Dani com David Junior e Carmo Dalla Vecchia (fundo), no espetáculo '12 anos ou A memória da queda' (Foto: Ale Catan)

Dani com David Junior e Carmo Dalla Vecchia (fundo), no espetáculo ’12 anos ou A memória da queda’ (Foto: Ale Catan)

O racismo é problema de todos. E neste mês da Consciência Negra, foram muitos os espaços abertos para a reflexão, sempre lembrando que somado a isso, é preciso debate e ações afirmativas. “’Numa sociedade racista, não basta não ser racista. É necessário ser antirracista’, o pensamento da escritora e ativista Angela Davis – do livro ‘Mulheres, raça e classe’ (1981) – ilumina o fato de que para que as mudanças aconteçam e sejam significativas, é necessário que o antirracismo parta não só de ações individuais, mas também através da educação”.

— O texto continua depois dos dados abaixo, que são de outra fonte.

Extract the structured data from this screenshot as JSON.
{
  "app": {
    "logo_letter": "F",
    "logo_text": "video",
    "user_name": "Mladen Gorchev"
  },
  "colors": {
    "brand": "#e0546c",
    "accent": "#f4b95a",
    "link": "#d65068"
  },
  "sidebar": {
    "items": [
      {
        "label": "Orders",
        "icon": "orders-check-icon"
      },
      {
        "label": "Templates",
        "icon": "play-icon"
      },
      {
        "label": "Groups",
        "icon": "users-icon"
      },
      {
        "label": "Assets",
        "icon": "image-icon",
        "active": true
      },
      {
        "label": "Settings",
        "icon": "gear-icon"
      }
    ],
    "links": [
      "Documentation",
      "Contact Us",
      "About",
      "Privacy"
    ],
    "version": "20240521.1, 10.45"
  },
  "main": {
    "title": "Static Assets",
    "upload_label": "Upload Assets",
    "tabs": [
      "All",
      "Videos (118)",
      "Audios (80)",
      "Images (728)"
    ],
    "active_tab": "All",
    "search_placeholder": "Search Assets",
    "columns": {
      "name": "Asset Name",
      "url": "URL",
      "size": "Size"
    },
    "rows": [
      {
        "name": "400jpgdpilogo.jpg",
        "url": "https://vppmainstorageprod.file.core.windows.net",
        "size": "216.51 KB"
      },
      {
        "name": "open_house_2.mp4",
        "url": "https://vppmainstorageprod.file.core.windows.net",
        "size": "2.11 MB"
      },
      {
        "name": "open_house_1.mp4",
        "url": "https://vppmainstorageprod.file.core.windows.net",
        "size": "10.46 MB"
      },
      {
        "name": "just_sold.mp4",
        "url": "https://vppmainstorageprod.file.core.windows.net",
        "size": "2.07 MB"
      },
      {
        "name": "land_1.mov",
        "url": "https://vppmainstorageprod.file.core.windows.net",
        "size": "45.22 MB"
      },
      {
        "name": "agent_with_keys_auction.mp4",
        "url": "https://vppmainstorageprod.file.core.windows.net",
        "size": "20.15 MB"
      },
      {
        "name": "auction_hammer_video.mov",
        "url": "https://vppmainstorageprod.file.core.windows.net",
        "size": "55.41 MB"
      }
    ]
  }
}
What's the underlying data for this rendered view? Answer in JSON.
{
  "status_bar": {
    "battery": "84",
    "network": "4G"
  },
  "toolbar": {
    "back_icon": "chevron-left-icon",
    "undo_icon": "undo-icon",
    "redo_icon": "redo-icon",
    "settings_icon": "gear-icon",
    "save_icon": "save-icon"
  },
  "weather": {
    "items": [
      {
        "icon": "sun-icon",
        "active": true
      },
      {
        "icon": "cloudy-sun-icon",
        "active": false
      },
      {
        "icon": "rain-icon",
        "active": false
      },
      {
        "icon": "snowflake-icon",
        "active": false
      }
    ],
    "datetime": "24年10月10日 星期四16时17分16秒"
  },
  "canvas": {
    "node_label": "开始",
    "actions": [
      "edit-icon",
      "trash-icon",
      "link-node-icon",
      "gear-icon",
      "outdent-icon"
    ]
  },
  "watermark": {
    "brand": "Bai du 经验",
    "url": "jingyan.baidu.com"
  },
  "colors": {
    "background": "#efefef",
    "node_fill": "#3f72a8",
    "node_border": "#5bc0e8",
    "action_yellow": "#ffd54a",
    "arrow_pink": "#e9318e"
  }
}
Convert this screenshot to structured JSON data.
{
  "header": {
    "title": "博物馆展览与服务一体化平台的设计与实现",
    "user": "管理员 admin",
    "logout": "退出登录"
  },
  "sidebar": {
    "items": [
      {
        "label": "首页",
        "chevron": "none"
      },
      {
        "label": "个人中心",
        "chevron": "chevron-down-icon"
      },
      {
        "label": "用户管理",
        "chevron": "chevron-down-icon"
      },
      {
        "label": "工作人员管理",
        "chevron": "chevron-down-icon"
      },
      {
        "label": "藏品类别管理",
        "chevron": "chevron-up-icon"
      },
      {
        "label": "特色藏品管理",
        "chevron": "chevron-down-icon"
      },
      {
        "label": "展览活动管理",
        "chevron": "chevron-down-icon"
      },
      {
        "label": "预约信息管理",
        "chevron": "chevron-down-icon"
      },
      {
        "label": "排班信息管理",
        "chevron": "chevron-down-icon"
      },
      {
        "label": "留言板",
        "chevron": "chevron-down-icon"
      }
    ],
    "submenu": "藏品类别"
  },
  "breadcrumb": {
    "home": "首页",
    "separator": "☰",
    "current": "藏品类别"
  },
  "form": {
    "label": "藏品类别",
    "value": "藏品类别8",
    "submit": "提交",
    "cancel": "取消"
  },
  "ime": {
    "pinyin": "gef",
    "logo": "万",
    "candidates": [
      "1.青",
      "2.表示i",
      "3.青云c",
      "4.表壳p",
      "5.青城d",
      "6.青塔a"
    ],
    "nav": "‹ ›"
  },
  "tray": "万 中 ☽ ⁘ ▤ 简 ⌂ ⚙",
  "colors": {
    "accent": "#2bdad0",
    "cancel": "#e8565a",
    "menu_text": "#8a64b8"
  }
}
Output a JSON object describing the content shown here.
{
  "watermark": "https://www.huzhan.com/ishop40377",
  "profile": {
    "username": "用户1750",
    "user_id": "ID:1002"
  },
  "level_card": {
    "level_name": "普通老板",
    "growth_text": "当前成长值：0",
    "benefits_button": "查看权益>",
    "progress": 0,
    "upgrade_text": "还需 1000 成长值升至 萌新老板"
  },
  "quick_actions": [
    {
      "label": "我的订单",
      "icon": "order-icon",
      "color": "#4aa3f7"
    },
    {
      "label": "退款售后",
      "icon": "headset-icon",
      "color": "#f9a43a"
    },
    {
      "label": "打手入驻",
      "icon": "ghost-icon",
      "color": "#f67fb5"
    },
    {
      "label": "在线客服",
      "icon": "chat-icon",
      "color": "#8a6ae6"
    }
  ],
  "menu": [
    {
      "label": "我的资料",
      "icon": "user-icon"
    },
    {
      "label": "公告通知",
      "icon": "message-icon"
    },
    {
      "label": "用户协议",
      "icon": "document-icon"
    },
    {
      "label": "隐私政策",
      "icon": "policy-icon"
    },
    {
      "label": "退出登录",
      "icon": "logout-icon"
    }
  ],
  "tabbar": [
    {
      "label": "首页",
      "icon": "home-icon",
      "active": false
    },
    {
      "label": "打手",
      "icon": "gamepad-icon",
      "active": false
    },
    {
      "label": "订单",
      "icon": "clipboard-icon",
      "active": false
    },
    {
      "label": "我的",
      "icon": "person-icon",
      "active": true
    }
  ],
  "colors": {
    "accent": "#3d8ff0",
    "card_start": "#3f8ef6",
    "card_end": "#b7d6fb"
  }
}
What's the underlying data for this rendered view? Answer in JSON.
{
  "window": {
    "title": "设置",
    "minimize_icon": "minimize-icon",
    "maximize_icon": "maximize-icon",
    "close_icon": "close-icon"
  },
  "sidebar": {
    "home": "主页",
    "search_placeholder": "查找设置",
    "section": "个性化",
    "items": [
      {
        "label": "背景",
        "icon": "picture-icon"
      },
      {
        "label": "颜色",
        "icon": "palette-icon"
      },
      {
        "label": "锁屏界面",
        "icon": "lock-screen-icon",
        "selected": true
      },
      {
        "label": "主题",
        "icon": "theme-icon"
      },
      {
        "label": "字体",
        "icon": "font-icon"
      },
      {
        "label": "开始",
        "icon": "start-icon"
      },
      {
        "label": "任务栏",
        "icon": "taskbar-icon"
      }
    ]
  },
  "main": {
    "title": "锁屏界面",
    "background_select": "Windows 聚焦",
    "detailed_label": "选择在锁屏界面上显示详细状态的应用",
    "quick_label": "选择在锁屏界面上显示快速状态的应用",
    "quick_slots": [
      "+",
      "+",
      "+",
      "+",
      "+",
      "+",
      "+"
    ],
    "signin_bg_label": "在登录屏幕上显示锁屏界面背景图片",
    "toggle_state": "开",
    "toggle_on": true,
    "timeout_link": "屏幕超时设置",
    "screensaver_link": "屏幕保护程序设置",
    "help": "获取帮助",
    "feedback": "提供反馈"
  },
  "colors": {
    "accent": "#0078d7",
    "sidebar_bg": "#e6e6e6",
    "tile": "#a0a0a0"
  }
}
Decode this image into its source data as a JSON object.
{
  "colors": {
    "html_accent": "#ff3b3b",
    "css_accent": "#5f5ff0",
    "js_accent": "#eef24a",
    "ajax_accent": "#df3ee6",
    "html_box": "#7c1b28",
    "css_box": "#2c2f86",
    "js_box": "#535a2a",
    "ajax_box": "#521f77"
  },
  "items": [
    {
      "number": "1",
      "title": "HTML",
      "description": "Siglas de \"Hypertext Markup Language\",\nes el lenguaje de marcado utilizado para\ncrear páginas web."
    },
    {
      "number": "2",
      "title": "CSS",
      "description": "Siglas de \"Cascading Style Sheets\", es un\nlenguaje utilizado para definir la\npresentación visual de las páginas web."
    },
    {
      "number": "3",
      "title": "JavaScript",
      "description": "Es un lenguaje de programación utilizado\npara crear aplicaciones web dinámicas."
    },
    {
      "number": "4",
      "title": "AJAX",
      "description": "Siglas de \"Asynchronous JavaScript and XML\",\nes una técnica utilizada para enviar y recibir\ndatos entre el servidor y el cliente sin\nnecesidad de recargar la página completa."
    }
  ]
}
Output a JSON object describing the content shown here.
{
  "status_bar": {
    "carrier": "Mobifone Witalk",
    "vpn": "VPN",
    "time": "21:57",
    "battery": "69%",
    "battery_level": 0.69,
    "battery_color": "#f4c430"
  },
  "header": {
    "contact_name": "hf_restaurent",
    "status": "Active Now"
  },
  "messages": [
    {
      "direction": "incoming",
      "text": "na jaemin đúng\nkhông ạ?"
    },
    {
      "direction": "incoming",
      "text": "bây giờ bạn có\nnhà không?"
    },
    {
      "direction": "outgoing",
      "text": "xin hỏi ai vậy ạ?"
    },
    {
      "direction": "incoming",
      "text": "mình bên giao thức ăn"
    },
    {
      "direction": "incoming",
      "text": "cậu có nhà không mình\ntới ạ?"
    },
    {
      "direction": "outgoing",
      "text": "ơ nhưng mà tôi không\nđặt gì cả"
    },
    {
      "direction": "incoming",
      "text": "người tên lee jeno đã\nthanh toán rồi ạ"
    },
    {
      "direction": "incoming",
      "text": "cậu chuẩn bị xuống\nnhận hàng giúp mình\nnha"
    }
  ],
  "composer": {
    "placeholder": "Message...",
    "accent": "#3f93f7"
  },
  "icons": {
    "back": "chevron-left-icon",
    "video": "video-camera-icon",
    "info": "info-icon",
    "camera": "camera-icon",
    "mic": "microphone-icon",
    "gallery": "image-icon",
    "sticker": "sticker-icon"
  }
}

Aproveitando o momento, Dani usa o espaço, para falar diretamente com quem se diz antirracista. “O que você está fazendo efetivamente para ser antirracista com as suas escolhas, o seu olhar, com a sua escrita? O que você está fazendo que o seu avô, bisavô, não fez? O que você está fazendo para se responsabilizar pela história, o legado da sua família? Ser antirracista não é postar nas redes que é. Quero saber se você é meu aliado de forma ativa e efetiva. Dizer que não tem informação em 2022, não cola. É feio. A realidade só vai mudar quando os meus aliados cobrarem junto comigo. O sonho deste novembro, é que no próximo as pessoas já possam estar mais tocadas e o que falei aqui possa se transformar”.